Notre travail théorique consiste alors à mettre en évidence le rôle de l’imaginaire dans l’exploration des rapports entre l’identité et le politique dans cet univers alternatif au quotidien que figure le carnaval.

Prendre en compte la participation de l’imaginaire collectif dans une théorie ethnologique du carnaval, tel est en effet l’objectif central de ce travail.

Notre définition primaire du carnaval fut donc construite et délimitée à partir des données ethnographiques et de ce schéma ternaire, que nous établissons ici à la fois comme un univers humain d’existence et d’action à part, et un monde imaginaire de liberté. C’est la définition à partir de laquelle nous nous proposons en effet d’élaborer notre construction théorique.

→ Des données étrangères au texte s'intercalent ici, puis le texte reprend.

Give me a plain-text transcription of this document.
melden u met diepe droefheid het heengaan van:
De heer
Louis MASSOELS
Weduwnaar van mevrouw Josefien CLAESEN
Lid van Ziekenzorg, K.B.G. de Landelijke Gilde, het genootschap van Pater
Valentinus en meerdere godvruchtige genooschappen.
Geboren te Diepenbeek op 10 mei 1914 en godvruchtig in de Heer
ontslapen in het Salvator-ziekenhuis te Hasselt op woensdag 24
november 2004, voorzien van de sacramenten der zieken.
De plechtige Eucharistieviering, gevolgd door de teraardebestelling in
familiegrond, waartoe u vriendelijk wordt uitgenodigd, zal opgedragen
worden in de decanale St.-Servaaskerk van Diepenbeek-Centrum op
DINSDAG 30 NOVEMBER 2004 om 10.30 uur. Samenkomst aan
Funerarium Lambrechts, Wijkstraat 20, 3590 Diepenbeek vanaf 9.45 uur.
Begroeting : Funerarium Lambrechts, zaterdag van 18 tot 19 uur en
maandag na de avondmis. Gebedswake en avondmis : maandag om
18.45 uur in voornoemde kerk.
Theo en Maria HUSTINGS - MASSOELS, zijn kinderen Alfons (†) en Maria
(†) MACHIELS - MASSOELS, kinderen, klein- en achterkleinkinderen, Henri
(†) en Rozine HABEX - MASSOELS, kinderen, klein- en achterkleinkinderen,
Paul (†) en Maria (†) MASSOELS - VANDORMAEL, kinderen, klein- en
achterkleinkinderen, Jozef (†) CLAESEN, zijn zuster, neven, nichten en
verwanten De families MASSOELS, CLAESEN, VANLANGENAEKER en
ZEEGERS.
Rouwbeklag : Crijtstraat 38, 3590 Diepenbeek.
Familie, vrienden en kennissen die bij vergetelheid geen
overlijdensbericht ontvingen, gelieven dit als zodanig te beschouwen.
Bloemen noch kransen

Notons toutefois que si l’univers carnavalesque ne peut être isolé de sa part d’imaginaire, l’imaginaire, quant à lui, ne peut être isolé de son contexte proprement humain, c’est-à-dire social et politique.

Et cette détermination humaine de l’imaginaire dans l’univers carnavalesque se présente et s’offre à la vue en premier lieu à travers les créations spectaculaires et artistiques.

Pour ce travail ethnologique, nous avons en effet saisi à la fois comme concept et comme un « seuil » épistémologique, une notion abstraite connue davantage comme étant un courant artistique : le surréalisme 15 .

Bien sûr, nous n’aurions la prétention d’analyser ici un mouvement artistique tel que celui-ci, mais les œuvres des surréalistes qui se situent aux confins du rationnel et de l’irrationnel, de la réalité et du rêve, de l’imagination active, nous ont permis de toucher au plus près l’univers sensible du carnaval et donc de caractériser matériellement et plus en profondeur ce monde que l’on qualifie alors de monde surréaliste.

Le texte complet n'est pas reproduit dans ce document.